Les débuts à l'Edhec
«J'ai été directeur du centre et professeur jusqu'en 1988», année où l'Edhec est venue chercher ce touche à tout. Alors qu'il dit lui-même ne pas «aimer rester immobile», il était parti pourtant pour occuper ce poste de directeur général de l'école de commerce pendant au moins 22 ans. «Je pense que mes ambitions sont en corrélation avec les ambitions que j'ai pour l'Edhec. Quand je suis arrivé à la tête de cette structure, nous n'avions que 1.000 étudiants. Aujourd'hui, nous en accueillons près de 5.500 dans nos locaux de Lille et de Nice. Rien que pour ça, je suis content d'être resté à ce poste», insiste Olivier Oger.

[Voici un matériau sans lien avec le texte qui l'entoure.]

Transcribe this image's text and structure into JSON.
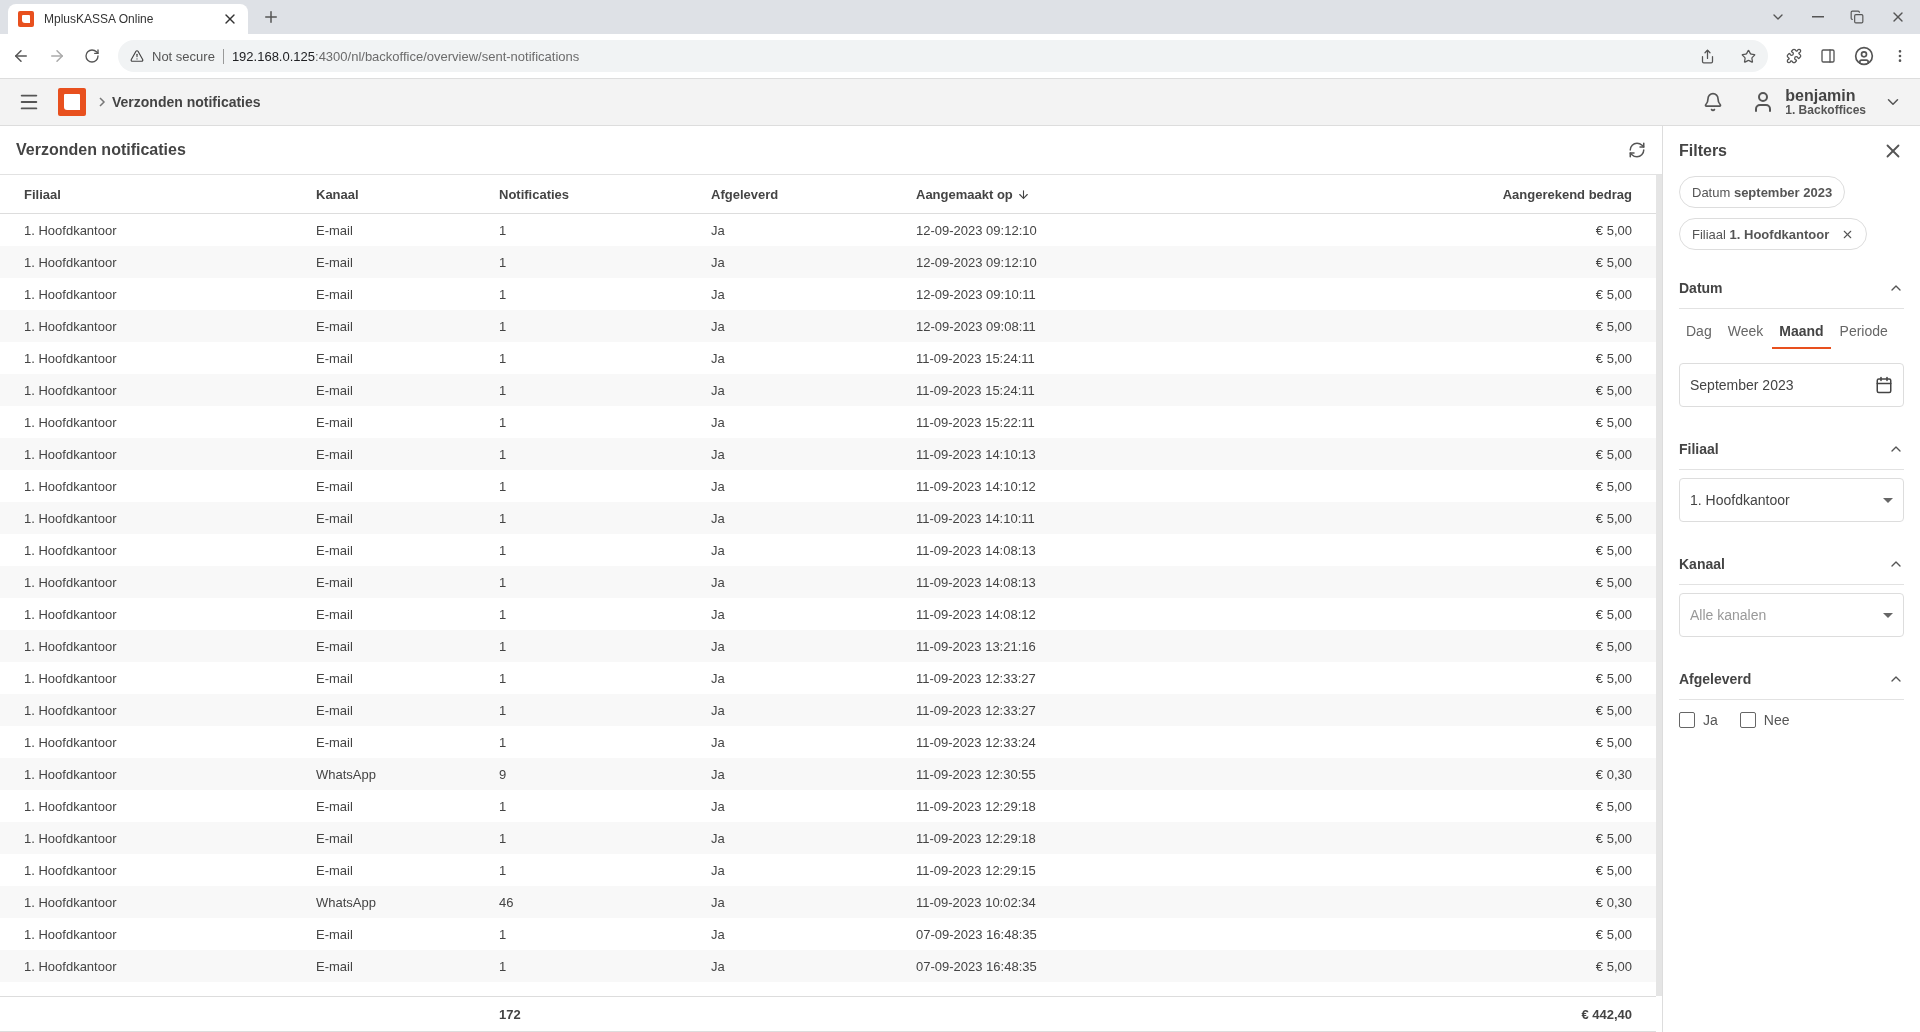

À l'écoute des entreprises
Quand on lui demande d'expliquer la réussite de son école, le directeur général de 58 ans le dit clairement: «Pour que cela fonctionne il faut se poser deux questions essentielles. En quoi les entreprises ont besoin de nos professeurs et intervenants? Et, comment recrutent-elles nos étudiants? Si on a ces questionnements en tête, on essaye d'être au maximum à l'écoute du marché.» Outre ce relationnel avec le monde entrepreneurial, le DG de l'Edhec est aussi un passionné de géographie et aime voyager. «Cela m'a forcément donné une ouverture d'esprit et de cultures que j'ai eue envie de donner à l'Edhec», sourit-il. Résultat de cet enrichissement international: 1.000étudiants étrangers au sein du campus de Lille.
L'heure du changement
Depuis 20 ans, justement, ce fidèle en affaire avec l'Edhec, était habitué à aller travailler dans son quartier favori: celui de Vauban. Pour la première fois cette année, il fait sa rentrée des classes ailleurs qu'à proximité de l'université catholique de Lille. «C'est l'année du changement pour nous. Nous sommes à Roubaix dans un cadre idyllique qui s'étale sur 8,5hectares et 43.000m² de bâtiments. C'est un vrai outil de travail adapté pour les besoins des élèves mais aussi des professionnels», souligne Olivier Oger. Un brin voyageur, cet entrepreneur de nature compte bien encore emmener plus haut l'Edhec. Sa prochaine destination, via un nouveau campus de recherches et de formation continue, est New York en 2013. Cette création s'ajoutera donc à celles présentes à Londres, Paris ou encore Singapour.
Olivier Oger est depuis 22 ans le directeur général du groupe Edhec, structure classée dans le top 5 des écoles de commerce les plus réputées de France. Il vient d'inaugurer sa nouvelle création; le campus de Roubaix. Zoom sur cet homme qui met l'entreprise au coeur de son système éducatif.